INDAGATA ILDA BOCCASSINI A FIRENZE: AVREBBE TACIUTO SULLA FONTE IN MERITO AD UN COLLABORATORE DI GIUSTIZIA

L’ex magistrato di Milano Ilda Boccassini risulta indagata a Firenze per “false informazioni” davanti ai colleghi pm Luca Turco e Luca Tescaroli: come annunciato dall’ANSA stamane, la giudice in pensione ormai da 5 anni è stata raggiunto dalla notifica di indagine della Procura di Firenze per non aver rivelato una fonte nel corso di un colloquio formale del 2021 con i giudici che indagavano parallelamente sui mandanti delle stragi di mafia del 1993.



Sono gli stessi pm fiorentini ad aver notificato l’avviso di conclusione delle indagini (su Silvio Berlusconi e Marcello Dell’Utri) appena pochi giorni fa, facendo esplicito riferimento all’interrogatorio del dicembre 2021 quando l’ex pm Ilda Boccassini veniva sentita assieme ai colleghi di Caltanissetta per raccontare le informazioni in possesso sulle stragi mafiose un anno dopo gli omicidi Falcone e Borsellino. Secondo l’accusa (già anticipata negli scorsi giorni dal “Fatto Quotidiano”) Boccassini non avrebbe rivelato il nome e le informazioni della fonte riguardante le dichiarazioni di un pentito di mafia sull’ex Presidente Silvio Berlusconi.



BOCCASSINI INDAGATA “PER” BERLUSCONI: COS’È SUCCESSO

“False informazioni davanti ai pm”: una colpa e un reato non da poco per un ex magistrato tra i più famosi nella Procura di Milano proprio per le sue lunghe inchieste contro, tra gli altri, l’ex fondatore di Forza Italia. Secondo quanto svelato dall’ANSA e da TgCom24, Boccassini avrebbe taciuto ai pm fiorentini sull’autore della fonte che nel lontano marzo 1994 diede informazioni segrete ai cronisti di “La Repubblica” dell’epoca, Attilio Bolzoni e Giuseppe D’Avanzo. In quella “imbeccata”, tale “fonte” rivelava il contenuto di un verbale su «Dell’Utri emissario dei clan mafiosi» che in realtà sarebbe stato chiuso nella cassaforte della pm Boccassini, firmato dal collaboratore di giustizia Salvatore Cancemi (all’epoca dei fatti reggente del mandamento di Porta Nuova).

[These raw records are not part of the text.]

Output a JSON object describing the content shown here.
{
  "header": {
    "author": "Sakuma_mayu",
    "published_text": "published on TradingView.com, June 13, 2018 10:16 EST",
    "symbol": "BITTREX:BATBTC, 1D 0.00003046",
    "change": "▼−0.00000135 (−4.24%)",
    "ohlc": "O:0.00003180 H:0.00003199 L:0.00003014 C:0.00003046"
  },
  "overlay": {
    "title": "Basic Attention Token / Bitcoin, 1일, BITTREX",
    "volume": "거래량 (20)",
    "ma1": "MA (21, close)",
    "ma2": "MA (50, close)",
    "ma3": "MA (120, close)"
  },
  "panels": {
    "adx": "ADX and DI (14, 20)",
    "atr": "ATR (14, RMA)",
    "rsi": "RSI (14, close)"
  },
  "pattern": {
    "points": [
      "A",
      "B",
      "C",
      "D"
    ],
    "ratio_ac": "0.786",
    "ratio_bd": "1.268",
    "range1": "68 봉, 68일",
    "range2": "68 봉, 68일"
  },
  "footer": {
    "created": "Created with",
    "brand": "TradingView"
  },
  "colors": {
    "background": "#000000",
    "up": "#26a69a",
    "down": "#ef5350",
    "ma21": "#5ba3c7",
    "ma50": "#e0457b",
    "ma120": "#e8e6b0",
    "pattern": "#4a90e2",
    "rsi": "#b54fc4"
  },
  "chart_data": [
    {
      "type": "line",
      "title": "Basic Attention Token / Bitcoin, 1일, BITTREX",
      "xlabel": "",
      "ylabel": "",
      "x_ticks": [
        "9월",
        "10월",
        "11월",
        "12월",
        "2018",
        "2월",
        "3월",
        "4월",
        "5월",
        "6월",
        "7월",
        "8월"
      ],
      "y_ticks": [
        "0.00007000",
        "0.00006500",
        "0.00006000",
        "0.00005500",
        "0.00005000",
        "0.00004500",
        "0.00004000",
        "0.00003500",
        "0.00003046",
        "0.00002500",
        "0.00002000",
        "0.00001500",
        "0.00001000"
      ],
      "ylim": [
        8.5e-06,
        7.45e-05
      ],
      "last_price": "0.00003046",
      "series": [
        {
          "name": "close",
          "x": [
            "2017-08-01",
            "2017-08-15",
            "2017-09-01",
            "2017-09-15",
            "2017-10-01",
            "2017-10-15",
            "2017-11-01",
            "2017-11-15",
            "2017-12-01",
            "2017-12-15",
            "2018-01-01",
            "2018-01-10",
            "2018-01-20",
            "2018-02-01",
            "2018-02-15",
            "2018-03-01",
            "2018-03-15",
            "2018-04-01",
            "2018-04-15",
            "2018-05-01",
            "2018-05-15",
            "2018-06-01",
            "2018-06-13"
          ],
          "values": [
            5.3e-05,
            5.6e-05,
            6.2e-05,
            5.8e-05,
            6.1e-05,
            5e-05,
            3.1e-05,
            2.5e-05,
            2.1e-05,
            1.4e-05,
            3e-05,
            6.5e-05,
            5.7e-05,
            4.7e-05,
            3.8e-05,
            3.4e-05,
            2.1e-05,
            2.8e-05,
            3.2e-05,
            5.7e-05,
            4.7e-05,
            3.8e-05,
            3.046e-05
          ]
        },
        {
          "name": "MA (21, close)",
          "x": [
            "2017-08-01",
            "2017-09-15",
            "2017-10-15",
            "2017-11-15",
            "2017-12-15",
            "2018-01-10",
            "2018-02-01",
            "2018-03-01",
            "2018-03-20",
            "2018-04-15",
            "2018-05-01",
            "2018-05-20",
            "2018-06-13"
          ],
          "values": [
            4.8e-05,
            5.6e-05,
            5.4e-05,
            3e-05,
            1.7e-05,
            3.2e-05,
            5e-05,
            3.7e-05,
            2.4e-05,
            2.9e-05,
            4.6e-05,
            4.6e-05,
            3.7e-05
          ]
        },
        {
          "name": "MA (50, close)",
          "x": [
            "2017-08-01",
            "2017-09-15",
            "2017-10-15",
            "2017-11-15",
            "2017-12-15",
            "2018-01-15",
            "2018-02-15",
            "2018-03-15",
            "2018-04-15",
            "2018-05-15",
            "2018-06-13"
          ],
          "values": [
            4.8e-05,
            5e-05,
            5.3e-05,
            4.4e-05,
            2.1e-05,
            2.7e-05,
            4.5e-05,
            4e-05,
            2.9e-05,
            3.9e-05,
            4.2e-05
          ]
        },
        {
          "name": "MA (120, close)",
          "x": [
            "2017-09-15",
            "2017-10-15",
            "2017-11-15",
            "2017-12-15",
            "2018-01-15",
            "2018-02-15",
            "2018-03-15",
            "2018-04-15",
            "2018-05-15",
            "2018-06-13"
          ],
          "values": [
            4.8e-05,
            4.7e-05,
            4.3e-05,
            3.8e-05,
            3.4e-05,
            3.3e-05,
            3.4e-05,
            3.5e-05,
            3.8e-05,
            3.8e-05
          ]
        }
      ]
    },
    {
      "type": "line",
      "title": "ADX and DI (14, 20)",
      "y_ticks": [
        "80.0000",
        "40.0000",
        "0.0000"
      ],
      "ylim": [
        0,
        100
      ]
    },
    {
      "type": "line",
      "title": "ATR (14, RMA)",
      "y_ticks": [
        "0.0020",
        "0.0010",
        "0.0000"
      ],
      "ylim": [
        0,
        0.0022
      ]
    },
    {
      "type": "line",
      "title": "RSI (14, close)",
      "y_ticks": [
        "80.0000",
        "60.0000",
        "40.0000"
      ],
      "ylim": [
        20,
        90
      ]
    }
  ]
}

In realtà le dichiarazioni del pentito già nel 1994 non venivano ritenute particolarmente convincenti sia per gli inquirenti che per gli stessi cronisti che si occupavano di mafia: tanto quelle tesi quanto quelle di Berlusconi presunto mandante delle stragi di Totò Riina nel 1993 (realizzate dal boss Giuseppe Graviano, ndr) che si sono “perse” tra rivelazioni col contagocce di altri pentiti o addirittura in archiviazione. Boccassini nel suo libro “La stanza numero 30” nel 2021, nel raccontare i fatti di quegli anni, aveva ammesso di conoscere l’identità della fonte che gli rivelò l’imbeccata ai due giornalisti di “Rep” in quanto lo stesso D’Avanzo gliel’avrebbe confidato poco prima di morire nel 2011.

Come poi rivela oggi “Il Giornale”, tanto il giornalista Bolzoni quanto la stessa Ilda Boccassini, oggi indagata, vennero sentiti tra il 2021 e il 2022 dai pm di Firenze per raccontare l’evoluzione di quelle informazioni ricevute. Se il cronista oppose il segreto professionale per non rispondere e rivelare la propria fonte, l’ex pm di Milano si rifiutò di rivelare il nome ai colleghi magistrati tanto da venire ora indagata per false informazione. Come recita l’accusa di violazione dell’articolo 371 bis, chiunque durante un procedimento penale si comporta come avrebbe fatto Ilda Boccassini rischia comunque la reclusione: «chiunque richiesto dal pm di fornire informazioni ai fini delle indagini, rende dichiarazioni false ovvero tace, in tutto o in parte, ciò che sa intorno ai fatti sui quali viene sentito, è punito con la reclusione fino a quattro anni».